Given the media coverage of the forthcoming report from the Organ Donation Taskforce on presumed consent, journalists covering this issue over the weekend may find the BMA's briefing paper on presumed consent useful.

A general quote on this issue follows:

Dr Tony Calland, Chairman of the BMA's Medical Ethics Committee (MEC) said:

"Every year people die because a donor cannot be found to allow their transplant to go ahead. Evidence from other countries has shown that a system of presumed consent can address the shortage of donor organs and can save lives. The BMA supports a "soft" system of presumed consent, where individuals who do not want to donate their organs have a formal mechanism for registering that objection and where families are consulted to identify any unregistered objection. We believe this is more likely than the current system to ensure that the individual's wishes are respected.

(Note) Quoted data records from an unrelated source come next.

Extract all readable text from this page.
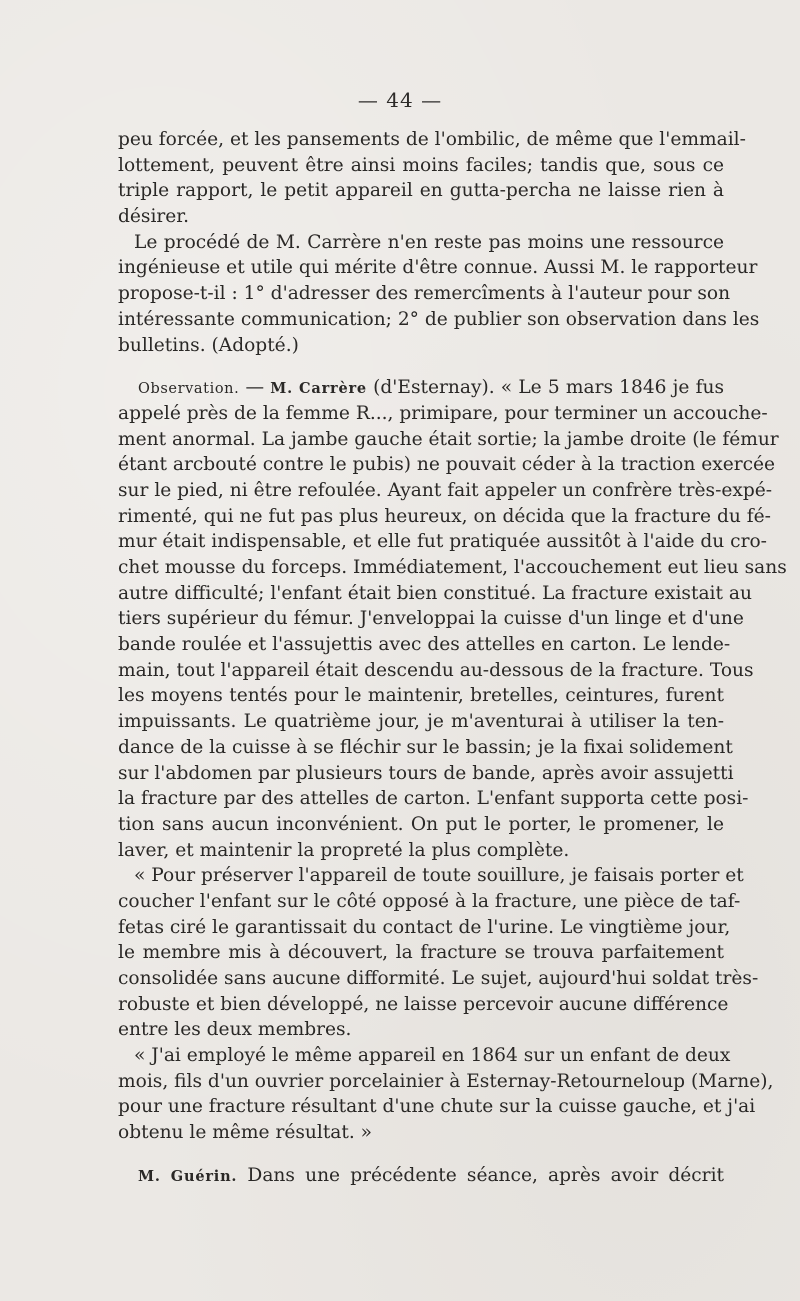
— 44 —
peu forcée, et les pansements de l'ombilic, de même que l'emmail-
lottement, peuvent être ainsi moins faciles; tandis que, sous ce
triple rapport, le petit appareil en gutta-percha ne laisse rien à
désirer.
Le procédé de M. Carrère n'en reste pas moins une ressource
ingénieuse et utile qui mérite d'être connue. Aussi M. le rapporteur
propose-t-il : 1° d'adresser des remercîments à l'auteur pour son
intéressante communication; 2° de publier son observation dans les
bulletins. (Adopté.)
Observation. — M. Carrère (d'Esternay). « Le 5 mars 1846 je fus
appelé près de la femme R..., primipare, pour terminer un accouche-
ment anormal. La jambe gauche était sortie; la jambe droite (le fémur
étant arcbouté contre le pubis) ne pouvait céder à la traction exercée
sur le pied, ni être refoulée. Ayant fait appeler un confrère très-expé-
rimenté, qui ne fut pas plus heureux, on décida que la fracture du fé-
mur était indispensable, et elle fut pratiquée aussitôt à l'aide du cro-
chet mousse du forceps. Immédiatement, l'accouchement eut lieu sans
autre difficulté; l'enfant était bien constitué. La fracture existait au
tiers supérieur du fémur. J'enveloppai la cuisse d'un linge et d'une
bande roulée et l'assujettis avec des attelles en carton. Le lende-
main, tout l'appareil était descendu au-dessous de la fracture. Tous
les moyens tentés pour le maintenir, bretelles, ceintures, furent
impuissants. Le quatrième jour, je m'aventurai à utiliser la ten-
dance de la cuisse à se fléchir sur le bassin; je la fixai solidement
sur l'abdomen par plusieurs tours de bande, après avoir assujetti
la fracture par des attelles de carton. L'enfant supporta cette posi-
tion sans aucun inconvénient. On put le porter, le promener, le
laver, et maintenir la propreté la plus complète.
« Pour préserver l'appareil de toute souillure, je faisais porter et
coucher l'enfant sur le côté opposé à la fracture, une pièce de taf-
fetas ciré le garantissait du contact de l'urine. Le vingtième jour,
le membre mis à découvert, la fracture se trouva parfaitement
consolidée sans aucune difformité. Le sujet, aujourd'hui soldat très-
robuste et bien développé, ne laisse percevoir aucune différence
entre les deux membres.
« J'ai employé le même appareil en 1864 sur un enfant de deux
mois, fils d'un ouvrier porcelainier à Esternay-Retourneloup (Marne),
pour une fracture résultant d'une chute sur la cuisse gauche, et j'ai
obtenu le même résultat. »
M. Guérin. Dans une précédente séance, après avoir décrit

"Of course a system of presumed consent is not in itself a magical cure and the BMA has already stated that it strongly supports the raft of measures already proposed by the Task Force. We very much hope that these proposals will greatly enhance donation rates and the BMA will do whatever it can to help promote that goal. We still believe, however, that in the longer-term, the UK will need to consider legislative change. Public support for such a change is already growing but we need to continue to raise awareness and encourage public debate.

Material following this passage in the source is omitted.